頭では分かっている。最近ではそれに備えて心を安定させる薬も増量している。
なのにそれが仕事であるかのように、一日に1回はキューリくんを怒鳴る。
つまりキレてしまう。
いや、1回なんてものじゃない。実際のところは数え切れないほどキレまくっている。
自分のペースを大切にしたいキューリくんと、時間を無駄にせず、てきぱきと手早く片付けてもらいたい私。
この2人が同じ空間にいて、衝突しないわけがないのだ。ほぼ真逆なのだから。
◇
キューリくんは私に怒られるとドキドキした顔つきになり、時には耳を塞ぐ仕草を取ることさえある。
そういう様子は増々私の怒りを助長させ、安定剤をいくつ飲もうと汚い感情が無限に近く溢れ出てきてしまう。
私の怒りが収まるのを待つしかないキューリくん。
怒りを出し切らなければ次の段階へ進めない私。
主人がいる時はまだいい。主人が間に入り、大惨事に至るまでのことはないからだ。
ところが平日、キューリくんと2人きりで過ごす時間というのはたっぷりあり、この長時間の内に私の心を中庸に保っておくことができない出来事が小さくも大きくも細かく起こる。
それらに心を揺さぶられ、つい躁の方向へ心の針が振り切ってしまう時があるのだ。
ダメだと分かっていながらも、長い針は怒りの方向を指し、キューリくんに対して厳しい言葉を投げなければ気が済まなくなってしまう。

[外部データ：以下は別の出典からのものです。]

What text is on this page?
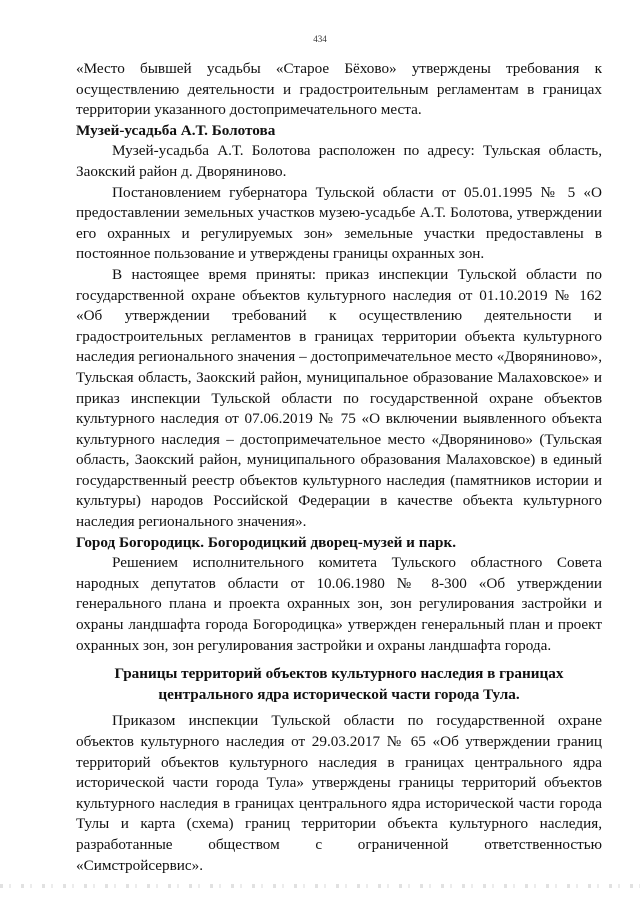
434

«Место бывшей усадьбы «Старое Бёхово» утверждены требования к осуществлению деятельности и градостроительным регламентам в границах территории указанного достопримечательного места.

Музей-усадьба А.Т. Болотова

Музей-усадьба А.Т. Болотова расположен по адресу: Тульская область, Заокский район д. Дворяниново.

Постановлением губернатора Тульской области от 05.01.1995 № 5 «О предоставлении земельных участков музею-усадьбе А.Т. Болотова, утверждении его охранных и регулируемых зон» земельные участки предоставлены в постоянное пользование и утверждены границы охранных зон.

В настоящее время приняты: приказ инспекции Тульской области по государственной охране объектов культурного наследия от 01.10.2019 № 162 «Об утверждении требований к осуществлению деятельности и градостроительных регламентов в границах территории объекта культурного наследия регионального значения – достопримечательное место «Дворяниново», Тульская область, Заокский район, муниципальное образование Малаховское» и приказ инспекции Тульской области по государственной охране объектов культурного наследия от 07.06.2019 № 75 «О включении выявленного объекта культурного наследия – достопримечательное место «Дворяниново» (Тульская область, Заокский район, муниципального образования Малаховское) в единый государственный реестр объектов культурного наследия (памятников истории и культуры) народов Российской Федерации в качестве объекта культурного наследия регионального значения».

Город Богородицк. Богородицкий дворец-музей и парк.

Решением исполнительного комитета Тульского областного Совета народных депутатов области от 10.06.1980 № 8-300 «Об утверждении генерального плана и проекта охранных зон, зон регулирования застройки и охраны ландшафта города Богородицка» утвержден генеральный план и проект охранных зон, зон регулирования застройки и охраны ландшафта города.

Границы территорий объектов культурного наследия в границах
центрального ядра исторической части города Тула.

Приказом инспекции Тульской области по государственной охране объектов культурного наследия от 29.03.2017 № 65 «Об утверждении границ территорий объектов культурного наследия в границах центрального ядра исторической части города Тула» утверждены границы территорий объектов культурного наследия в границах центрального ядра исторической части города Тулы и карта (схема) границ территории объекта культурного наследия, разработанные обществом с ограниченной ответственностью «Симстройсервис».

とても危険で征服的、己の欲望を満たすために発動する、相手のことなどもはや考えていない、一方通行の感情でしかない。
それを小さな子供が受け止めようと必死になる。
大きすぎて受け止められるはずもないというのに。
◇
2週間後に精神科の受診が私はあるのだけれど、もしかしたらもう少し早めに受診した方がいいのかもしれない。
或いは電話でもいいので、薬の量を増やしていいかと相談するなど、とりあえずの応急処置を行った方がいいのかもしれない。
私の精神病とは見た目には分からないものだ。
だから仕事から帰ってきた主人は、それまでキューリくんと私の間で壮絶なやりとりが交わされていたなどということは、知る由もない。
見た感じは普通の仲良し親子にしか映らないのだから。
でも平日の昼間、キューリくんは私からネチネチと怒られる場面が多い。
私自身でも「そこまで言う必要があるのか?」と疑問に感じながらも、とにかく言いたいことを口に全て出し切らなければ気が済まない自分が存在するのだ。
◇
ADHDと双極性障害。
悪い意味で刺激し合って、症状を悪化させあっている関係。
この悪循環から抜け出すにはどうすればいいのか。
手っ取り早くは、キューリくんが投薬することで大人しくなり、若しくは私の安定剤の量を増やすことで、麻薬のようにキマッた状態を作り上げるのかどうかといったところか。
互いに根治することはない障害で、対症療法の道しかないのだから。